If you’ve filed something away but can’t remember which program it was in, tap Find. The resulting dialog box lets you specify what you want to search for—and you’re shown any resulting matches regardless of which Palm program they’re in. See Section 4.1.7 in Chapter 4 for full coverage.
If you’re used to Windows or Mac menus—and you almost certainly are, since the PalmPilot is designed for people who also use a desktop computer—you’ll probably find the PalmPilot’s menu-summoning mechanism one of its few clunky features. After all, it’s not very natural to tap the bottom of the screen when you want to make menus appear at the top.
That’s why MenuHack has become so popular. It’s a free, tiny, add-on program that makes the menus appear when you tap the top of the screen, exactly as in Windows or the Mac. MenuHack, included with this book’s CD-ROM, is described in Appendix A.
There’s only one place to plug anything into the PalmPilot: at the serial port, the connector on the bottom. Peer into the cavity there—on some models, you must first push up the spring-loaded plastic panel at the back of the bottom—to see the ten copper contacts. Into this jack, you can plug any of the following:
This little matching stand came with your PalmPilot. It’s a sloping base into which you can place the PalmPilot itself; a cable from the cradle plugs into your PC. The cradle has one single button on it—the HotSync button—which automatically begins the process of swapping information between the PalmPilot and your PC, a process known as HotSyncing. (Details on HotSync can be found in Chapter 6.) As you’ll find out in Chapter 2, you can reprogram this HotSync button to perform other handy tasks when you’re not in the mood for HotSyncing.
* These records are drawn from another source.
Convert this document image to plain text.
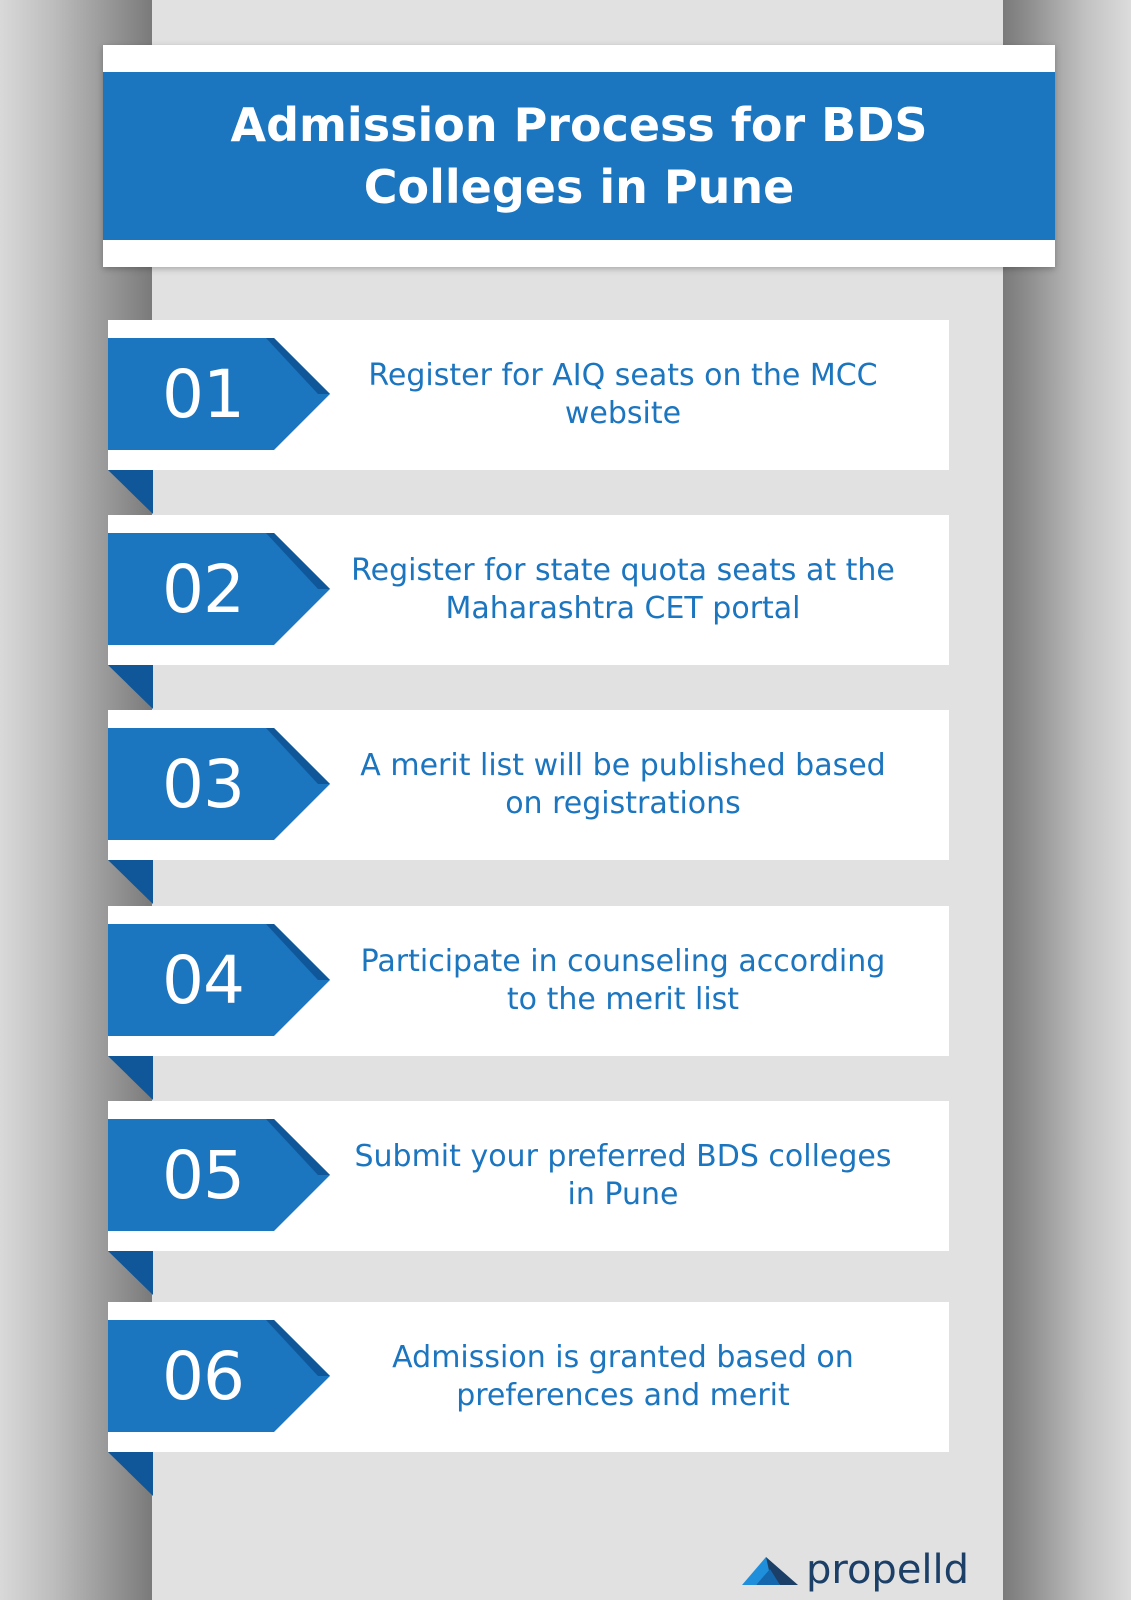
Admission Process for BDS Colleges in Pune
01	Register for AIQ seats on the MCC website
02	Register for state quota seats at the Maharashtra CET portal
03	A merit list will be published based on registrations
04	Participate in counseling according to the merit list
05	Submit your preferred BDS colleges in Pune
06	Admission is granted based on preferences and merit
propelld
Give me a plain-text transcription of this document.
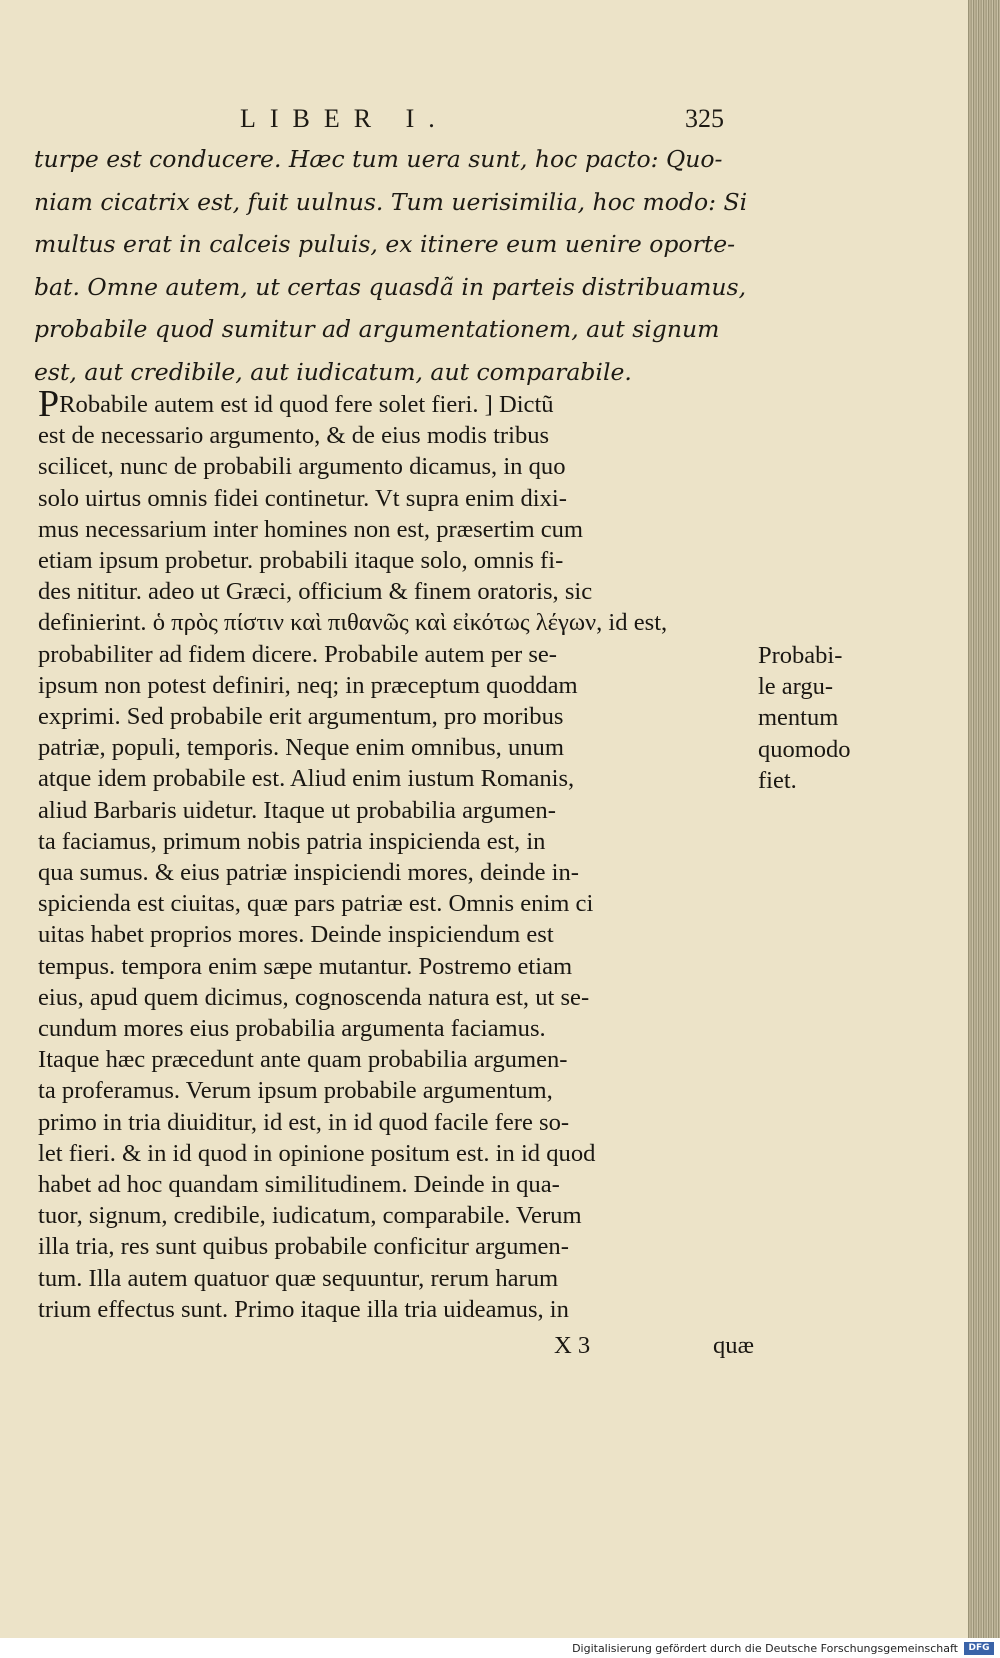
LIBER I.	325
turpe est conducere. Hæc tum uera sunt, hoc pacto: Quo-
niam cicatrix est, fuit uulnus. Tum uerisimilia, hoc modo: Si
multus erat in calceis puluis, ex itinere eum uenire oporte-
bat. Omne autem, ut certas quasdã in parteis distribuamus,
probabile quod sumitur ad argumentationem, aut signum
est, aut credibile, aut iudicatum, aut comparabile.
PRobabile autem est id quod fere solet fieri. ] Dictũ
est de necessario argumento, & de eius modis tribus
scilicet, nunc de probabili argumento dicamus, in quo
solo uirtus omnis fidei continetur. Vt supra enim dixi-
mus necessarium inter homines non est, præsertim cum
etiam ipsum probetur. probabili itaque solo, omnis fi-
des nititur. adeo ut Græci, officium & finem oratoris, sic
definierint. ὁ πρὸς πίστιν καὶ πιθανῶς καὶ εἰκότως λέγων, id est,
probabiliter ad fidem dicere. Probabile autem per se-
ipsum non potest definiri, neq; in præceptum quoddam
exprimi. Sed probabile erit argumentum, pro moribus
patriæ, populi, temporis. Neque enim omnibus, unum
atque idem probabile est. Aliud enim iustum Romanis,
aliud Barbaris uidetur. Itaque ut probabilia argumen-
ta faciamus, primum nobis patria inspicienda est, in
qua sumus. & eius patriæ inspiciendi mores, deinde in-
spicienda est ciuitas, quæ pars patriæ est. Omnis enim ci
uitas habet proprios mores. Deinde inspiciendum est
tempus. tempora enim sæpe mutantur. Postremo etiam
eius, apud quem dicimus, cognoscenda natura est, ut se-
cundum mores eius probabilia argumenta faciamus.
Itaque hæc præcedunt ante quam probabilia argumen-
ta proferamus. Verum ipsum probabile argumentum,
primo in tria diuiditur, id est, in id quod facile fere so-
let fieri. & in id quod in opinione positum est. in id quod
habet ad hoc quandam similitudinem. Deinde in qua-
tuor, signum, credibile, iudicatum, comparabile. Verum
illa tria, res sunt quibus probabile conficitur argumen-
tum. Illa autem quatuor quæ sequuntur, rerum harum
trium effectus sunt. Primo itaque illa tria uideamus, in
Probabi-
le argu-
mentum
quomodo
fiet.
X 3	quæ
Digitalisierung gefördert durch die Deutsche Forschungsgemeinschaft	DFG
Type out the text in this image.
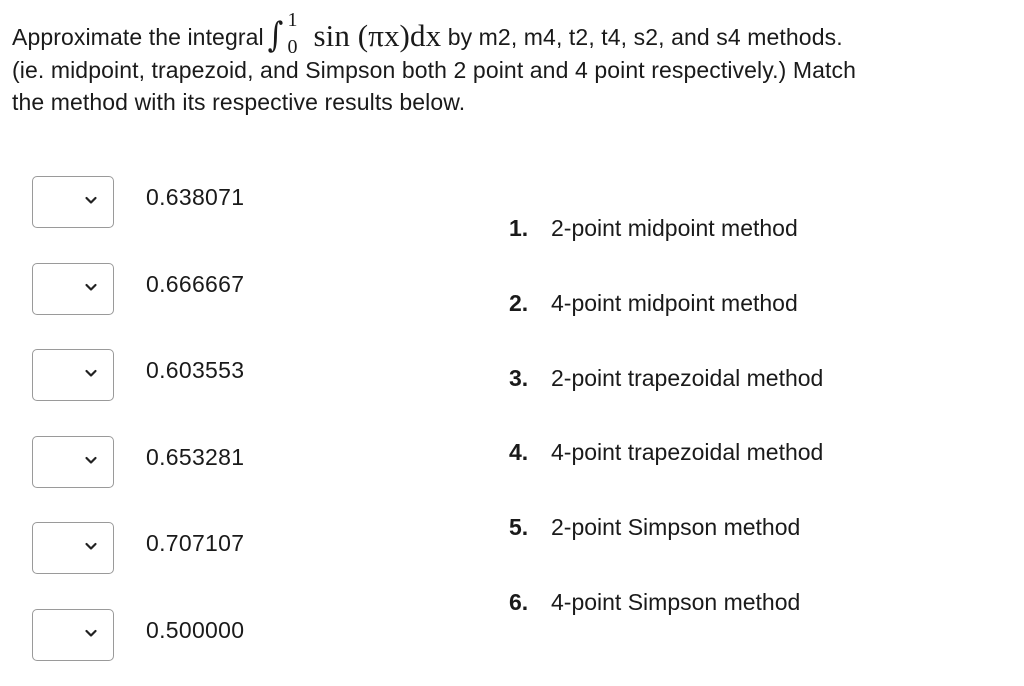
Approximate the integral ∫ 1
0 sin (πx)dx by m2, m4, t2, t4, s2, and s4 methods.
(ie. midpoint, trapezoid, and Simpson both 2 point and 4 point respectively.) Match
the method with its respective results below.
0.638071
0.666667
0.603553
0.653281
0.707107
0.500000
1. 2-point midpoint method
2. 4-point midpoint method
3. 2-point trapezoidal method
4. 4-point trapezoidal method
5. 2-point Simpson method
6. 4-point Simpson method
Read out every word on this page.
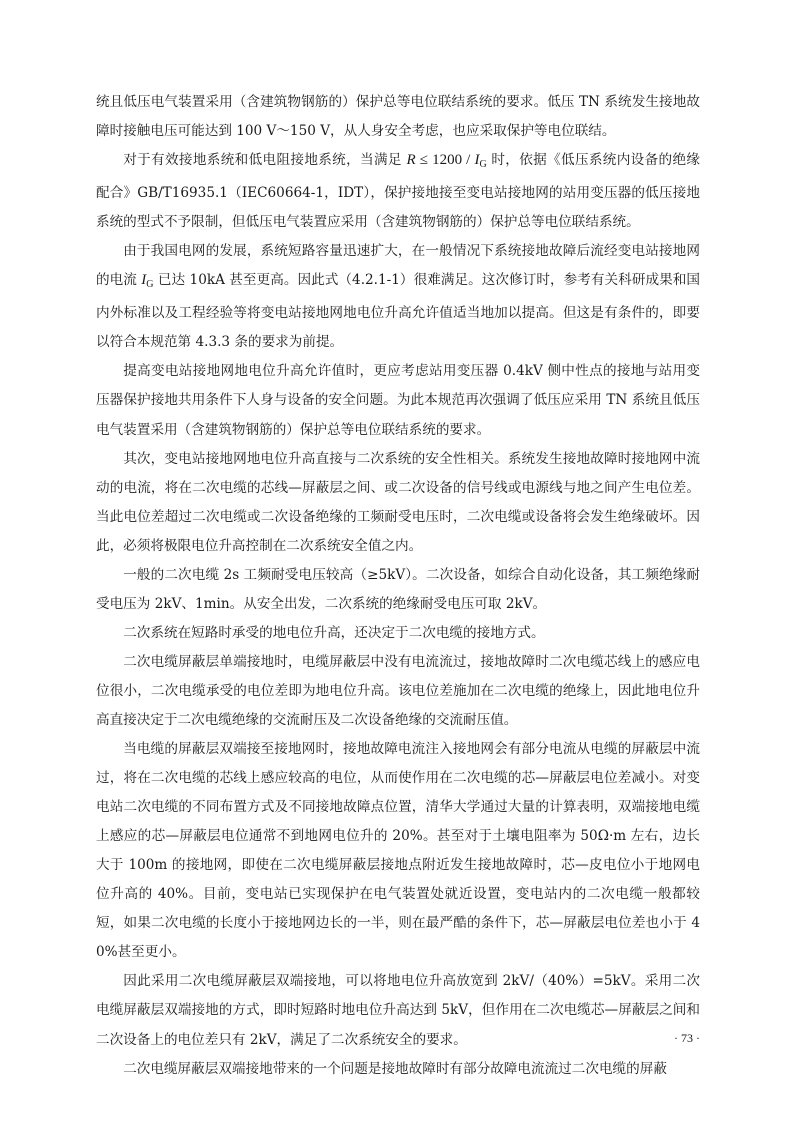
统且低压电气装置采用（含建筑物钢筋的）保护总等电位联结系统的要求。低压 TN 系统发生接地故障时接触电压可能达到 100 V～150 V，从人身安全考虑，也应采取保护等电位联结。

对于有效接地系统和低电阻接地系统，当满足 $R \le 1200 / I_G$ 时，依据《低压系统内设备的绝缘配合》GB/T16935.1（IEC60664-1，IDT），保护接地接至变电站接地网的站用变压器的低压接地系统的型式不予限制，但低压电气装置应采用（含建筑物钢筋的）保护总等电位联结系统。

由于我国电网的发展，系统短路容量迅速扩大，在一般情况下系统接地故障后流经变电站接地网的电流 $I_G$ 已达 10kA 甚至更高。因此式（4.2.1-1）很难满足。这次修订时，参考有关科研成果和国内外标准以及工程经验等将变电站接地网地电位升高允许值适当地加以提高。但这是有条件的，即要以符合本规范第 4.3.3 条的要求为前提。

提高变电站接地网地电位升高允许值时，更应考虑站用变压器 0.4kV 侧中性点的接地与站用变压器保护接地共用条件下人身与设备的安全问题。为此本规范再次强调了低压应采用 TN 系统且低压电气装置采用（含建筑物钢筋的）保护总等电位联结系统的要求。

其次，变电站接地网地电位升高直接与二次系统的安全性相关。系统发生接地故障时接地网中流动的电流，将在二次电缆的芯线—屏蔽层之间、或二次设备的信号线或电源线与地之间产生电位差。当此电位差超过二次电缆或二次设备绝缘的工频耐受电压时，二次电缆或设备将会发生绝缘破坏。因此，必须将极限电位升高控制在二次系统安全值之内。

一般的二次电缆 2s 工频耐受电压较高（≥5kV）。二次设备，如综合自动化设备，其工频绝缘耐受电压为 2kV、1min。从安全出发，二次系统的绝缘耐受电压可取 2kV。

二次系统在短路时承受的地电位升高，还决定于二次电缆的接地方式。

二次电缆屏蔽层单端接地时，电缆屏蔽层中没有电流流过，接地故障时二次电缆芯线上的感应电位很小，二次电缆承受的电位差即为地电位升高。该电位差施加在二次电缆的绝缘上，因此地电位升高直接决定于二次电缆绝缘的交流耐压及二次设备绝缘的交流耐压值。

当电缆的屏蔽层双端接至接地网时，接地故障电流注入接地网会有部分电流从电缆的屏蔽层中流过，将在二次电缆的芯线上感应较高的电位，从而使作用在二次电缆的芯—屏蔽层电位差减小。对变电站二次电缆的不同布置方式及不同接地故障点位置，清华大学通过大量的计算表明，双端接地电缆上感应的芯—屏蔽层电位通常不到地网电位升的 20%。甚至对于土壤电阻率为 50Ω·m 左右，边长大于 100m 的接地网，即使在二次电缆屏蔽层接地点附近发生接地故障时，芯—皮电位小于地网电位升高的 40%。目前，变电站已实现保护在电气装置处就近设置，变电站内的二次电缆一般都较短，如果二次电缆的长度小于接地网边长的一半，则在最严酷的条件下，芯—屏蔽层电位差也小于 40%甚至更小。

因此采用二次电缆屏蔽层双端接地，可以将地电位升高放宽到 2kV/（40%）=5kV。采用二次电缆屏蔽层双端接地的方式，即时短路时地电位升高达到 5kV，但作用在二次电缆芯—屏蔽层之间和二次设备上的电位差只有 2kV，满足了二次系统安全的要求。

二次电缆屏蔽层双端接地带来的一个问题是接地故障时有部分故障电流流过二次电缆的屏蔽

· 73 ·
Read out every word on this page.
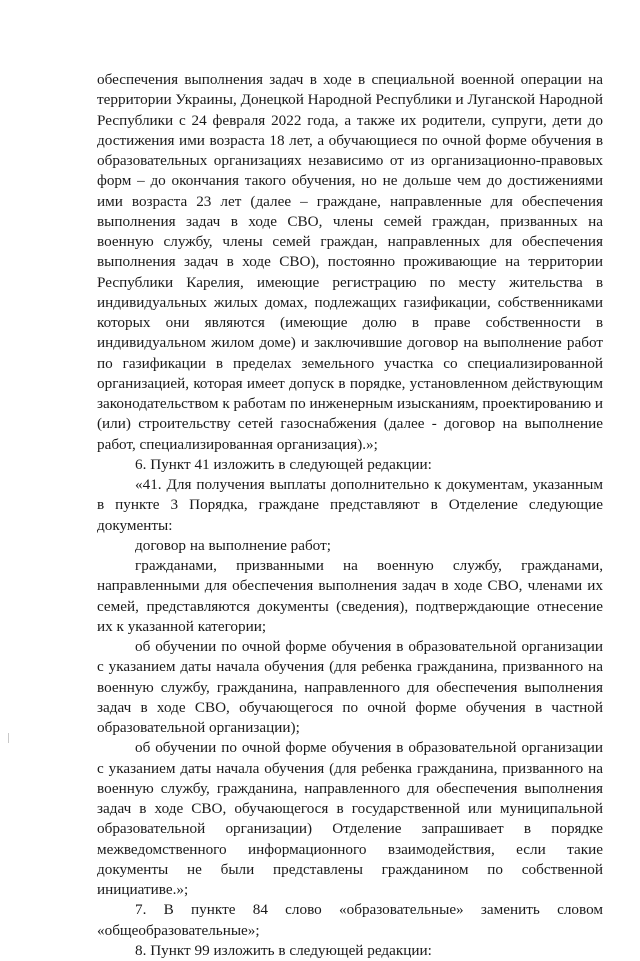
обеспечения выполнения задач в ходе в специальной военной операции на территории Украины, Донецкой Народной Республики и Луганской Народной Республики с 24 февраля 2022 года, а также их родители, супруги, дети до достижения ими возраста 18 лет, а обучающиеся по очной форме обучения в образовательных организациях независимо от из организационно-правовых форм – до окончания такого обучения, но не дольше чем до достижениями ими возраста 23 лет (далее – граждане, направленные для обеспечения выполнения задач в ходе СВО, члены семей граждан, призванных на военную службу, члены семей граждан, направленных для обеспечения выполнения задач в ходе СВО), постоянно проживающие на территории Республики Карелия, имеющие регистрацию по месту жительства в индивидуальных жилых домах, подлежащих газификации, собственниками которых они являются (имеющие долю в праве собственности в индивидуальном жилом доме) и заключившие договор на выполнение работ по газификации в пределах земельного участка со специализированной организацией, которая имеет допуск в порядке, установленном действующим законодательством к работам по инженерным изысканиям, проектированию и (или) строительству сетей газоснабжения (далее - договор на выполнение работ, специализированная организация).»;

6. Пункт 41 изложить в следующей редакции:

«41. Для получения выплаты дополнительно к документам, указанным в пункте 3 Порядка, граждане представляют в Отделение следующие документы:

договор на выполнение работ;

гражданами, призванными на военную службу, гражданами, направленными для обеспечения выполнения задач в ходе СВО, членами их семей, представляются документы (сведения), подтверждающие отнесение их к указанной категории;

об обучении по очной форме обучения в образовательной организации с указанием даты начала обучения (для ребенка гражданина, призванного на военную службу, гражданина, направленного для обеспечения выполнения задач в ходе СВО, обучающегося по очной форме обучения в частной образовательной организации);

об обучении по очной форме обучения в образовательной организации с указанием даты начала обучения (для ребенка гражданина, призванного на военную службу, гражданина, направленного для обеспечения выполнения задач в ходе СВО, обучающегося в государственной или муниципальной образовательной организации) Отделение запрашивает в порядке межведомственного информационного взаимодействия, если такие документы не были представлены гражданином по собственной инициативе.»;

7. В пункте 84 слово «образовательные» заменить словом «общеобразовательные»;

8. Пункт 99 изложить в следующей редакции:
What’s nice about the HotSync cradle is that it’s sturdy, simple, and free with your PalmPilot. Unfortunately, its backbone juts out at a 45-degree angle, making it unwieldy for the traveler who likes to pack light. For $15, you can buy a HotSync cable, which attaches to the same place on the PalmPilot but has no bulky or angular components. It plugs directly into your PC and performs exactly the same function. (See Appendix B, for details.)
Although the Palm V generally gets recharged by sitting in its HotSync cradle, that may not be a convenient arrangement if you plan to travel. In that case, $50 buys you the Palm V Travel Kit, which contains a non-bulky power cord and several outlet adapters for foreign countries.
Never in a million years would you guess that this tiny gadget can actually send email, send faxes, browse the World Wide Web, and even create web pages, but it can. All you need is the $130 PalmPilot modem. It snaps onto the bottom of the PalmPilot, just as the cradle does, and accepts its own batteries, so as not to deplete the PalmPilot’s batteries. (The Palm V requires its own, specially designed modem; see Appendix B.) As a bonus, the modem lets you synchronize the data between your PalmPilot and your PC at home—no matter where you are in the world. See Chapter 6 for more on this stunt; Part IV, for details on going online with the PalmPilot; and Appendix B for buying information.
If you want to use your PalmPilot for online exploits, you’re not obligated to buy the PalmPilot modem. You can instead buy a $20 Palm modem cable, which connects the PalmPilot to the external modem you already own. The modem cable can plug into most pocket modems, as well as most standard external modems.
Amazingly, the community of Palm fans isn’t finished with that serial port yet. You can outfit it with a phone dialer; TV remote control; GPS (Global Positioning Satellite) receiver; voice recorder; scientific measuring probe; portable keyboard; tiny flashlight in your choice of red, white, or blue; or even a tiny vibrator that signals you silently when one of your Date Book alarms goes off—a big hit among the physicians-at-the-symphony set. (Appendix B has details on these products.)
Unfortunately, the HotSync port accommodates only one of these impressive devices at a time; the world still waits for a single, all-in-one accessory.